If STAT2 is an integral component in type I IFN-induced apoptosis, re-expression of STAT2 in STAT2 deficient H123 cells should restore this effect. To test this premise, a mammalian expression vector encoding flag-tagged wild type STAT2 was stably expressed in these cells. Individual clones expressing STAT2 levels similar to that of parental H123 cells were selected for analysis. Additionally, clones expressing varied amounts of STAT2 were chosen to determine if the amount of STAT2 was critical in the activation of IFN-α induced apoptosis (Fig. 4A lower panel). STAT2 reconstitution restored IFN-α induced activation of apoptosis (Fig. 4A upper panel). Of interest was the finding that an optimal amount of STAT2 protein was necessary for IFN-α to maximally mediate cell death.
The next question we asked was if a deficiency in STAT2 altered the kinetics of IFN-α-induced STAT1 activation and ISGF3 mediated gene expression because based on our results (Fig. 3B) and contrary to earlier published work (19), we found STAT2 not to be required in the sequential activation of STAT1. Western blot analysis showed that STAT1 activation was virtually undistinguishable between parental and STAT2 deficient H123 cells (Fig. 4B).
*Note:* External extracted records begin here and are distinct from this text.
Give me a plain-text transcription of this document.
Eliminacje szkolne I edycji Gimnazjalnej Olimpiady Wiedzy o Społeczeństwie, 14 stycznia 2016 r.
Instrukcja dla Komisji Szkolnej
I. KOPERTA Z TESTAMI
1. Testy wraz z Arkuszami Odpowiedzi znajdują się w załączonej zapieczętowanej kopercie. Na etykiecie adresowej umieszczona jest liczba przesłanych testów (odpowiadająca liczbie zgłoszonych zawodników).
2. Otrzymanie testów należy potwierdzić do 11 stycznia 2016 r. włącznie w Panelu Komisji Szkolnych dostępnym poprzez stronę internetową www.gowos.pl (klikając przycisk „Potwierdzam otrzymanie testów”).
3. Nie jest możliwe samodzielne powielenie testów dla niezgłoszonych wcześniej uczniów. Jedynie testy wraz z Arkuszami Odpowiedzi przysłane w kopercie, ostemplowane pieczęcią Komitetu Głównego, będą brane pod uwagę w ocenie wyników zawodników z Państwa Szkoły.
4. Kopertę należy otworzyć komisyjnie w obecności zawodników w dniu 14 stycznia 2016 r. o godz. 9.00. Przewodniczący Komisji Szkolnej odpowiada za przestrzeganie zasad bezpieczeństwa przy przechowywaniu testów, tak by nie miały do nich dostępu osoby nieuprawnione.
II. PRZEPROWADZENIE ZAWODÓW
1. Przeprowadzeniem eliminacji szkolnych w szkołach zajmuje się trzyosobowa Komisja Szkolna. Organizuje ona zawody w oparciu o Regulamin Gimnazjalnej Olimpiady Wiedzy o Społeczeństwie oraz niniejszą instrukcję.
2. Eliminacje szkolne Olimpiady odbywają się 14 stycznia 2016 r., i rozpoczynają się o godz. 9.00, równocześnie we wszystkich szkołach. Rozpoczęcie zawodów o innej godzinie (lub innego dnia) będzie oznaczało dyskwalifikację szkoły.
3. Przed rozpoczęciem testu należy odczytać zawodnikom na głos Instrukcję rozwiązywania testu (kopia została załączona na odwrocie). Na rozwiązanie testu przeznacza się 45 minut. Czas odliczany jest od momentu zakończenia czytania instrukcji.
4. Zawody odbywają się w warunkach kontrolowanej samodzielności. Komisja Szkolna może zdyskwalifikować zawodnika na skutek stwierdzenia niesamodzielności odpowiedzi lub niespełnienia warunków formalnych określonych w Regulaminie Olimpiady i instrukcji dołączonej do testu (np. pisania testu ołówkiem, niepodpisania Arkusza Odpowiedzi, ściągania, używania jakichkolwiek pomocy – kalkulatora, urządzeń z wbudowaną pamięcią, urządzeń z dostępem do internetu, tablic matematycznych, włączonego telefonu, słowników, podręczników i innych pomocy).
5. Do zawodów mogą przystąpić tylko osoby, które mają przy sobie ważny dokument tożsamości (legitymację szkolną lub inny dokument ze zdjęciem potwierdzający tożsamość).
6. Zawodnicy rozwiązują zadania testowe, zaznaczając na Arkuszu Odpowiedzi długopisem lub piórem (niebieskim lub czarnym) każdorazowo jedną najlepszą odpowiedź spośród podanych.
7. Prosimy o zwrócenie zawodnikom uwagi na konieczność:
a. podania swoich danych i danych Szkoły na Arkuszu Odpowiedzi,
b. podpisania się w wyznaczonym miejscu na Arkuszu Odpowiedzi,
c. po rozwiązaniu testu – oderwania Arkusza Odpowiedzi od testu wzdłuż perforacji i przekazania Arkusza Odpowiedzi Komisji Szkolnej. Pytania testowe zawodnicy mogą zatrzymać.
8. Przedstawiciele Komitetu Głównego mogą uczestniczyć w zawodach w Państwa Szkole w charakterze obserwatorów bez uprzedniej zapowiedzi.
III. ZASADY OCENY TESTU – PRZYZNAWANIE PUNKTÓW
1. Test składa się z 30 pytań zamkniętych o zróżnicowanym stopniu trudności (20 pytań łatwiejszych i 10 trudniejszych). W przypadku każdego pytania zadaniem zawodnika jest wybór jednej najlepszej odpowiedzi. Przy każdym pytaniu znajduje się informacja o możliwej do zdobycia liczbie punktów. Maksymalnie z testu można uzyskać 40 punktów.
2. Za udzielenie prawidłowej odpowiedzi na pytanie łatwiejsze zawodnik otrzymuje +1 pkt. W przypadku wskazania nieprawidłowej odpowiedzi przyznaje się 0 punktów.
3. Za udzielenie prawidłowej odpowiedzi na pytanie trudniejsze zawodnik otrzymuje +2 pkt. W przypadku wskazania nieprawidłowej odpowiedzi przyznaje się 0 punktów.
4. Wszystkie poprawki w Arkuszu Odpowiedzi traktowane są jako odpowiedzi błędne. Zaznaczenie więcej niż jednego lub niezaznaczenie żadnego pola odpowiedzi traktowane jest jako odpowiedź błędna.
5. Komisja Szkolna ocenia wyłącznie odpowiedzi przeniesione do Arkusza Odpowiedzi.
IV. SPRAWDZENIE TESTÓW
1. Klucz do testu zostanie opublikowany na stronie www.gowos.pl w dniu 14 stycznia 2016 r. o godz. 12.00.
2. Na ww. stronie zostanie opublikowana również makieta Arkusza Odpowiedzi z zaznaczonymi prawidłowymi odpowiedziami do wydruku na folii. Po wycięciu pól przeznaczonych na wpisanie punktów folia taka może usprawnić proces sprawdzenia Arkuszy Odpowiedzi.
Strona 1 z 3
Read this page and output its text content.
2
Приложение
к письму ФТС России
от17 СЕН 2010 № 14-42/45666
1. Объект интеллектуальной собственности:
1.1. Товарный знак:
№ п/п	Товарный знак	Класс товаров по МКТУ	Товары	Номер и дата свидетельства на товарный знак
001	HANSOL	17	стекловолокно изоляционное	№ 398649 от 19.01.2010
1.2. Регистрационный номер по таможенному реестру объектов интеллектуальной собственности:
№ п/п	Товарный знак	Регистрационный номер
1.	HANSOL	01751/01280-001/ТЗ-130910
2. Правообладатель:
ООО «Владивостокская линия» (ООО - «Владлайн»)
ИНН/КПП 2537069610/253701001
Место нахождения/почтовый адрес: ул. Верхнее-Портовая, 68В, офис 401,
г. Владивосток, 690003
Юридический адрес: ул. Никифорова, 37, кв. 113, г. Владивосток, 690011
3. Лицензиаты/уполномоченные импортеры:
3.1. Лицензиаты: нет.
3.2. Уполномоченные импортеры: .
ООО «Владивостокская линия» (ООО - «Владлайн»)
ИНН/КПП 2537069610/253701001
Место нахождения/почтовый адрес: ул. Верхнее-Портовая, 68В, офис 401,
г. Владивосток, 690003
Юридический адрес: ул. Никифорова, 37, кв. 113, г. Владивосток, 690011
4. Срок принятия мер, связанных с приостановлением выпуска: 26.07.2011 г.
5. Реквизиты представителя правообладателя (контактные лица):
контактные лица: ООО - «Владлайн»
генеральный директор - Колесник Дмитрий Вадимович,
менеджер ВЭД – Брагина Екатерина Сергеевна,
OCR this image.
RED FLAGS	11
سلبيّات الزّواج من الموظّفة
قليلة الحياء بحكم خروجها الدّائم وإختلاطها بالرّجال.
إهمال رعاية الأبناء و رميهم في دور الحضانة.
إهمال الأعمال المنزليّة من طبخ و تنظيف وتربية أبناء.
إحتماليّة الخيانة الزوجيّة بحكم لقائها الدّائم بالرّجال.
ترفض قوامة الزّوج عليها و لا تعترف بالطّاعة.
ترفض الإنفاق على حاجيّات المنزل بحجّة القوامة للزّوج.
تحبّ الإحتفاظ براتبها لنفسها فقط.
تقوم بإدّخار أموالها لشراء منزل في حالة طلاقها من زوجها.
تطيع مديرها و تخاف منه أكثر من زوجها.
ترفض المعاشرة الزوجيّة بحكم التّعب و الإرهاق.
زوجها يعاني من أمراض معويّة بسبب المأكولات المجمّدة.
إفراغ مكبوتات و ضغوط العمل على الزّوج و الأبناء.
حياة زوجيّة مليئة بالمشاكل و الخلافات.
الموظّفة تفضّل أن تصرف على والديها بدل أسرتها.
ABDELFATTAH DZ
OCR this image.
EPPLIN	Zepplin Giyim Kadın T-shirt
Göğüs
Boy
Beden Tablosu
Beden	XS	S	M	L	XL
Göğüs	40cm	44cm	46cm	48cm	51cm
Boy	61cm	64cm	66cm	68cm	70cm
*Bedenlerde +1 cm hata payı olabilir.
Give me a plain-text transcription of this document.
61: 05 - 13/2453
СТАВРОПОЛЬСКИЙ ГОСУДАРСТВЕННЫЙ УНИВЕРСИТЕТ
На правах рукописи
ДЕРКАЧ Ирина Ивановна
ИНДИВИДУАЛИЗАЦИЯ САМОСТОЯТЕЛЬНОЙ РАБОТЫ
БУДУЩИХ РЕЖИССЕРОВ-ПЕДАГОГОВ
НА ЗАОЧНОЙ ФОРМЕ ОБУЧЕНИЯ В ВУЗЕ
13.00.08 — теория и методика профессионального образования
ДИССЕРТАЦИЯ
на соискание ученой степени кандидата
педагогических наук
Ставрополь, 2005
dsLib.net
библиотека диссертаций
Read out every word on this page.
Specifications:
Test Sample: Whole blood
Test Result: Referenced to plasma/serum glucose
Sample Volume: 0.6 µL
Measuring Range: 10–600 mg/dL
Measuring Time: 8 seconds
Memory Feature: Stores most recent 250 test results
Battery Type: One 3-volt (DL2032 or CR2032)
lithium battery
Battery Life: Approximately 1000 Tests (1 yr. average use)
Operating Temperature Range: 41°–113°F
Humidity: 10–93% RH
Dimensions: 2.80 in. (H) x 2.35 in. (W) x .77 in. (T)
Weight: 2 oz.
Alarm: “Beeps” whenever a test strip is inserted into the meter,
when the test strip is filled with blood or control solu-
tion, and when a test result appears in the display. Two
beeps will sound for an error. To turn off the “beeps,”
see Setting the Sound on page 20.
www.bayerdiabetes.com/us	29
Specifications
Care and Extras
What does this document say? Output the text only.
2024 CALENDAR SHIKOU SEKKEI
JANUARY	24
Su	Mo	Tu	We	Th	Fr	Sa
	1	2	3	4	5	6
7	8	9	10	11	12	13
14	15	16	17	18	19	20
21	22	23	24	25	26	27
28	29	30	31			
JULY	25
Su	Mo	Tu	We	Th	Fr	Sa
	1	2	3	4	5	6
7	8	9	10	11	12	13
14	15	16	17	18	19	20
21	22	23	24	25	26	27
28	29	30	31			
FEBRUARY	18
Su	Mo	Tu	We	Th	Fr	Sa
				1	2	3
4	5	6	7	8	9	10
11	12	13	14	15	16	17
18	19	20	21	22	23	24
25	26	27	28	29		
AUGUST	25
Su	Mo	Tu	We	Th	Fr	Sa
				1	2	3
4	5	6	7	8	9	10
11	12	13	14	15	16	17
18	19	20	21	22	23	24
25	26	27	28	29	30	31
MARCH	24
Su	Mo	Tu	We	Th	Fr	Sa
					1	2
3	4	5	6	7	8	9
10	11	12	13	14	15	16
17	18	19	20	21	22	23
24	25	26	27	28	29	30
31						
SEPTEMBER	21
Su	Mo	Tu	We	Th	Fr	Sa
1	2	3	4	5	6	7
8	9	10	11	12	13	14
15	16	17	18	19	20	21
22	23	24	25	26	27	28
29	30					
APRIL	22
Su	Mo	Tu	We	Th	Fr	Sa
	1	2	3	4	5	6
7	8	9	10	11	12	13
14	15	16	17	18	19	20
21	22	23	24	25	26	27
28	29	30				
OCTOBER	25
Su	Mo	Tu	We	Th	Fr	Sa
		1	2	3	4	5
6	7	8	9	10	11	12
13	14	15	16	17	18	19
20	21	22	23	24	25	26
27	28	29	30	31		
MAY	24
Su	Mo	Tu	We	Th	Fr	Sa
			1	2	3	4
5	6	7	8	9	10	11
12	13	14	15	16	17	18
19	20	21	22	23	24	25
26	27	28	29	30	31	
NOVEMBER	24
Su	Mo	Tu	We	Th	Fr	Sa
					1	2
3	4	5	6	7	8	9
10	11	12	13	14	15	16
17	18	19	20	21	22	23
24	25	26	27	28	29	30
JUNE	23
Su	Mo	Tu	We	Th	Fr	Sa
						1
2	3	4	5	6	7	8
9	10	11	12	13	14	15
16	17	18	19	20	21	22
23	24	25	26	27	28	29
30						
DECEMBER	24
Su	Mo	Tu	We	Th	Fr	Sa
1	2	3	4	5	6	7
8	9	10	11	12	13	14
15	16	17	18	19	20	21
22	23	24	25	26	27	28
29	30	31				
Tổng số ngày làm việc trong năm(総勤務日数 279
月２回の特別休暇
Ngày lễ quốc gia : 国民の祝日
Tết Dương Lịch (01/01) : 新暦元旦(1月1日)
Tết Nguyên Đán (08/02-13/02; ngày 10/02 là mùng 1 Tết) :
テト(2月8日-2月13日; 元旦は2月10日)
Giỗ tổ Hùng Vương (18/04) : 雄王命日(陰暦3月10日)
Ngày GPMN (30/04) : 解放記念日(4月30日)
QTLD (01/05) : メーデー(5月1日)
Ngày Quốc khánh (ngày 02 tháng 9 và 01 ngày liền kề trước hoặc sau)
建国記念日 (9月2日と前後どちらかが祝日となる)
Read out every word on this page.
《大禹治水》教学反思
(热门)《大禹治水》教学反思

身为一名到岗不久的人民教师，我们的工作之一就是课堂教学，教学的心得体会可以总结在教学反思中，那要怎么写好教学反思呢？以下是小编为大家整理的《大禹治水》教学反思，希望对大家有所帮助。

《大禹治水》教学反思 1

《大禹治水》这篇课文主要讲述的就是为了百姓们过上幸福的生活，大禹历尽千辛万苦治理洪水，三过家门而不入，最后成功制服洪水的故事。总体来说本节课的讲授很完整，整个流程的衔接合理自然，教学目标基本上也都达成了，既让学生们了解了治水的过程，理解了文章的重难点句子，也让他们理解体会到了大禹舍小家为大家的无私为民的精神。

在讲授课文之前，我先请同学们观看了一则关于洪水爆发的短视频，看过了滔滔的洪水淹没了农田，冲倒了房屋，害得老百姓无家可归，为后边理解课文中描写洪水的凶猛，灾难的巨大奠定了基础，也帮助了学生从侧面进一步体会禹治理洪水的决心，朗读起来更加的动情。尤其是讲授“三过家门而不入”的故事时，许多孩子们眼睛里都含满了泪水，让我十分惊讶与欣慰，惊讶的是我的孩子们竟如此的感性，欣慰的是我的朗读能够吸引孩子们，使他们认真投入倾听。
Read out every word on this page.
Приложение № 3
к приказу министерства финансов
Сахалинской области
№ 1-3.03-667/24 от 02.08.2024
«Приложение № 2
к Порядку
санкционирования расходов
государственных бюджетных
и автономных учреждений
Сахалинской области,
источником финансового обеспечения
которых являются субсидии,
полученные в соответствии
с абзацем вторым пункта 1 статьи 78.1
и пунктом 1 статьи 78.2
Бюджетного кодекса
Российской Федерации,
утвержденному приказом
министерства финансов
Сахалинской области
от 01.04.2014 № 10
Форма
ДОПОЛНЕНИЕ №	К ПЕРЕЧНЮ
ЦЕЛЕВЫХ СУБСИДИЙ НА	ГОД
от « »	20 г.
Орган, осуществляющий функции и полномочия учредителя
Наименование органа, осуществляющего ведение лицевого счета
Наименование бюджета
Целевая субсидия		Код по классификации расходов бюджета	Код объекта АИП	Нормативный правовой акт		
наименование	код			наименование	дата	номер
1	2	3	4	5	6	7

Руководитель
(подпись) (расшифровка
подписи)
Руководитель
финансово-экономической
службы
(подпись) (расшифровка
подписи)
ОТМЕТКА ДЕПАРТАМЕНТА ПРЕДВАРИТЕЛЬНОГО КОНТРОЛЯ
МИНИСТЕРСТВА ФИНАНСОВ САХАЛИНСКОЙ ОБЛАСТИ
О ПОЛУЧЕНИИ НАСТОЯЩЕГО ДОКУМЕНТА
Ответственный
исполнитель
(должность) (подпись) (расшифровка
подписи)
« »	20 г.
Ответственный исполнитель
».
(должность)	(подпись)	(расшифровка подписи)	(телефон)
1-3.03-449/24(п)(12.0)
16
We then measured IFN-α-mediated gene activation by RNase protection assay in the same STAT2 reconstituted clones, with each expressing different amounts of STAT2. Figure 4C shows that in the absence of STAT2, expression of ISGF3-dependent genes, such as IFI-6-16 and IFI-15K was impaired and reintroduction of STAT2 restored transcription of these ISGs. It is important to note that in STAT2 reconstituted clones expressing low levels of STAT2, there was a delay in ISG expression (compare clones 20 and 30 to clone 36 and parental H123 cells). These results indicate that an adequate level of STAT2 protein was required for maximal expression of ISGF3-driven ISGs and activation of type I IFN-induced apoptosis.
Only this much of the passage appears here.